Oh my God....Mo...Mo dies?! No! No, he can't.

"Helen? Are you okay?" I feel a few tears running down my face. I touch them with the tips of my fingers and look at him. As much as he hurt me....I still love him. I've always loved him. "Helen, I'm really sorry for everything. Please don't cry."

I can see my reflection in his black framed glasses. I look pathetic. Whatever comes over me, comes fast. I press my lips to his before I can even think about it. He holds the sides of my face and kisses me back. After a few moments, we pull away to breathe and he looks at me, pleasantly surprised.
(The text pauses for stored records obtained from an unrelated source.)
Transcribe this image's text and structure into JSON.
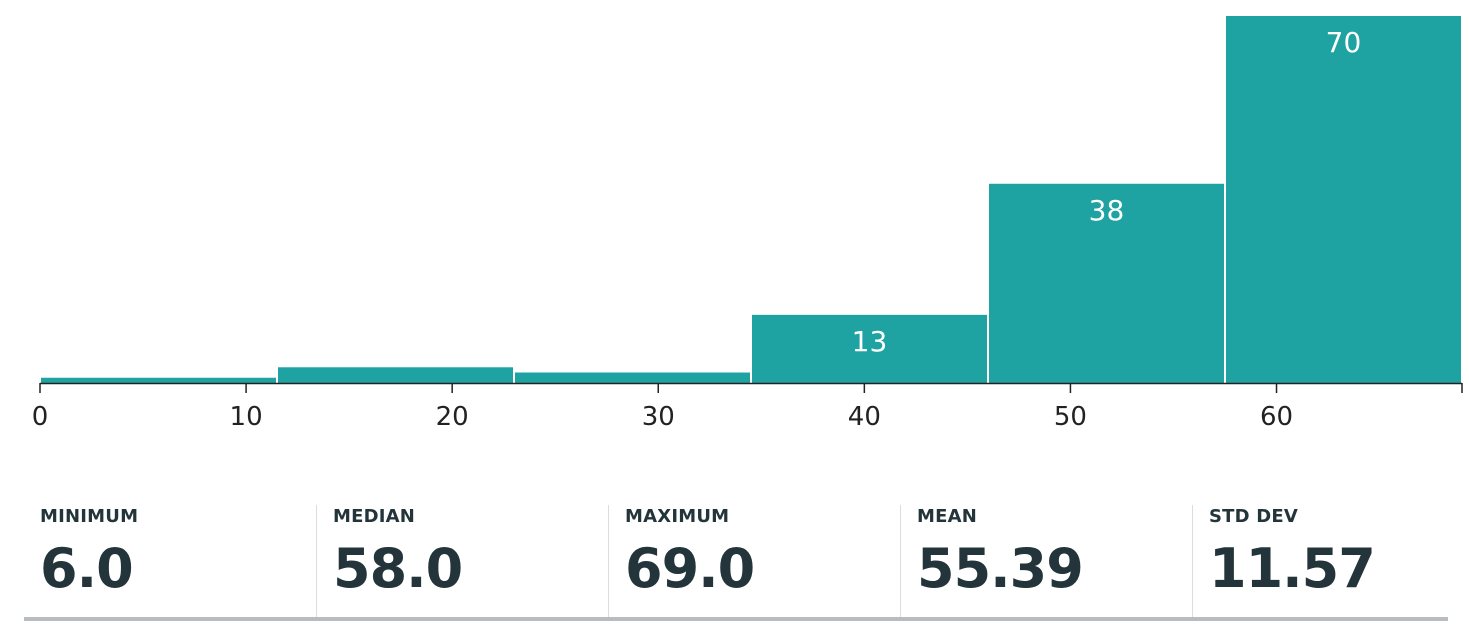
{
  "chart_data": {
    "type": "bar",
    "subtype": "histogram",
    "bins": [
      {
        "start": 0,
        "end": 11.5,
        "count": 1
      },
      {
        "start": 11.5,
        "end": 23,
        "count": 3
      },
      {
        "start": 23,
        "end": 34.5,
        "count": 2
      },
      {
        "start": 34.5,
        "end": 46,
        "count": 13
      },
      {
        "start": 46,
        "end": 57.5,
        "count": 38
      },
      {
        "start": 57.5,
        "end": 69,
        "count": 70
      }
    ],
    "bar_labels": [
      "",
      "",
      "",
      "13",
      "38",
      "70"
    ],
    "xticks": [
      0,
      10,
      20,
      30,
      40,
      50,
      60
    ],
    "xlim": [
      0,
      69
    ],
    "ylim": [
      0,
      70
    ],
    "grid": false,
    "bar_color": "#1fa2a2"
  },
  "stats": [
    {
      "label": "MINIMUM",
      "value": "6.0"
    },
    {
      "label": "MEDIAN",
      "value": "58.0"
    },
    {
      "label": "MAXIMUM",
      "value": "69.0"
    },
    {
      "label": "MEAN",
      "value": "55.39"
    },
    {
      "label": "STD DEV",
      "value": "11.57"
    }
  ]
}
"Well...if that was you saying goodbye: then you better say it again. I think I missed it." He jokes and I playfully shove him.

"I still love you too."

"Wanna get out of here?" He looks at me and smiles sweetly.

"Absolutely." We walk out, arm in arm and stand on the corner to hail a cab. Across the street I notice Max walking and before I can turn and hide my face, he spots me. What makes it worse, is Mo pressed a kiss to my lips just before a car pulls up to get us. My heart twists in my chest.